La présence syndicale n'est certes pas un gage de relations harmonieuses dans une organisation, soutient Françoise Bertrand, PDG de la Fédération des chambres de commerce du Québec, à qui on a demandé quelles pouvaient être les raisons pour lesquelles un employeur s'oppose à la syndicalisation de ses employés.

Mme Bertrand souligne que le monde du travail a évolué depuis les années 40 et 50 et que la présence d'un syndicat est rendue superflue dans bien des domaines.

«Les lois du travail au Québec sont très exigeantes et encadrantes. On a les normes du travail, on a la CSST, on a beaucoup d'éléments qui font en sorte que les rapports entre les employés et les employeurs sont extrêmement régis. À une époque, le syndicat était nécessaire dans certains milieux. Aujourd'hui, on n'est plus au pic et à la pelle. On a des milieux qui ont appris que pour aller plus loin dans les objectifs et atteindre les résultats, il y a une façon: c'est de travailler coude à coude avec ses employés.»

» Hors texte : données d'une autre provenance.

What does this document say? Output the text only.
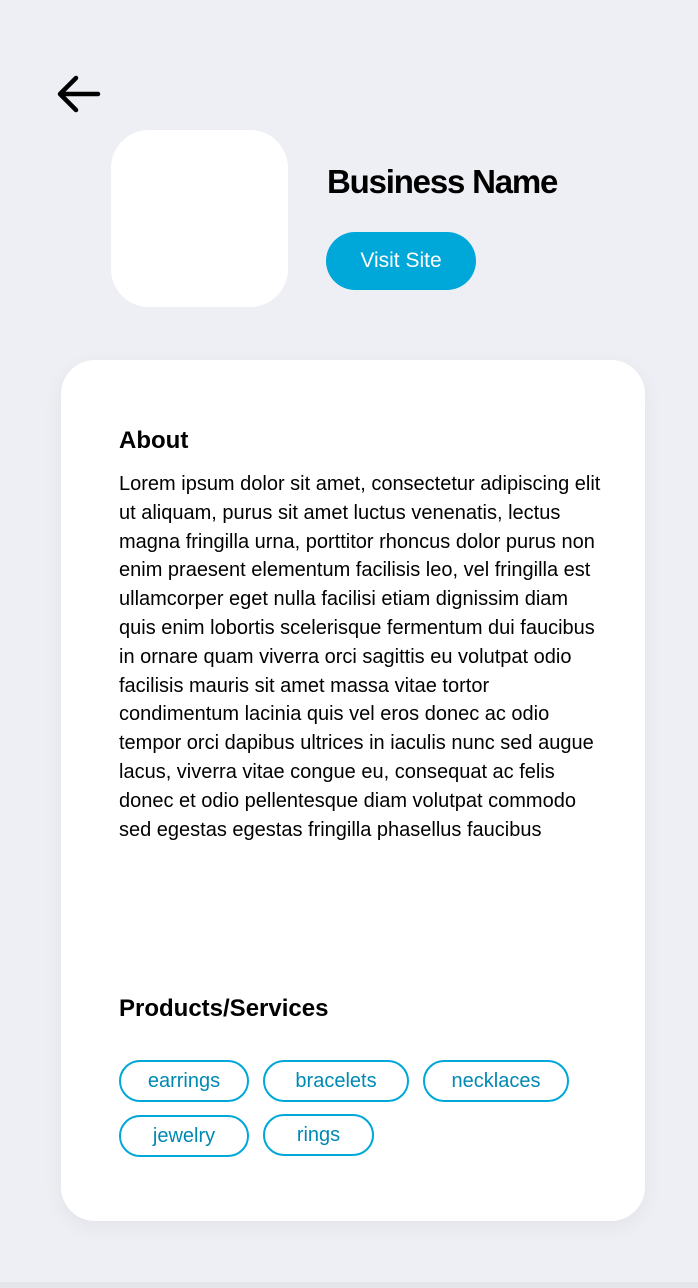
Business Name
Visit Site
About

Lorem ipsum dolor sit amet, consectetur adipiscing elit ut aliquam, purus sit amet luctus venenatis, lectus magna fringilla urna, porttitor rhoncus dolor purus non enim praesent elementum facilisis leo, vel fringilla est ullamcorper eget nulla facilisi etiam dignissim diam quis enim lobortis scelerisque fermentum dui faucibus in ornare quam viverra orci sagittis eu volutpat odio facilisis mauris sit amet massa vitae tortor condimentum lacinia quis vel eros donec ac odio tempor orci dapibus ultrices in iaculis nunc sed augue lacus, viverra vitae congue eu, consequat ac felis donec et odio pellentesque diam volutpat commodo sed egestas egestas fringilla phasellus faucibus

Products/Services
earrings	bracelets	necklaces
jewelry	rings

Ce serait le cas dans le commerce de détail, avec ses étudiants et les autres employés à temps partiel qui changent d'employeur fréquemment. Le taux de présence syndicale s'y élevait à 18,8% en 2010 selon le ministère du Travail, moins que la moyenne provinciale de 39,6%. Qui plus est, les marges bénéficiaires nettes sont de 1% dans les dépanneurs, ce qui ne laisse pas beaucoup de place à de futurs gains salariaux.

«Chez Couche-Tard [[|ticker sym='T.ATD.B'|]], les choses, à ma connaissance, vont très bien. C'est une entreprise qui se comporte de façon responsable. C'est un citoyen corporatif de haut niveau. Je ne vois pas ce qu'on peut réclamer par la présence d'un syndicat qui soit absolument nécessaire», ajoute Mme Bertrand.

Par ailleurs, le fait que des employés tentent de se syndiquer ne veut pas dire que quelque chose cloche, aux yeux de la représentante du monde patronal. «Il peut arriver qu'une ou deux personnes, pour des raisons idéologiques, soient en faveur d'une présence syndicale», dit-elle.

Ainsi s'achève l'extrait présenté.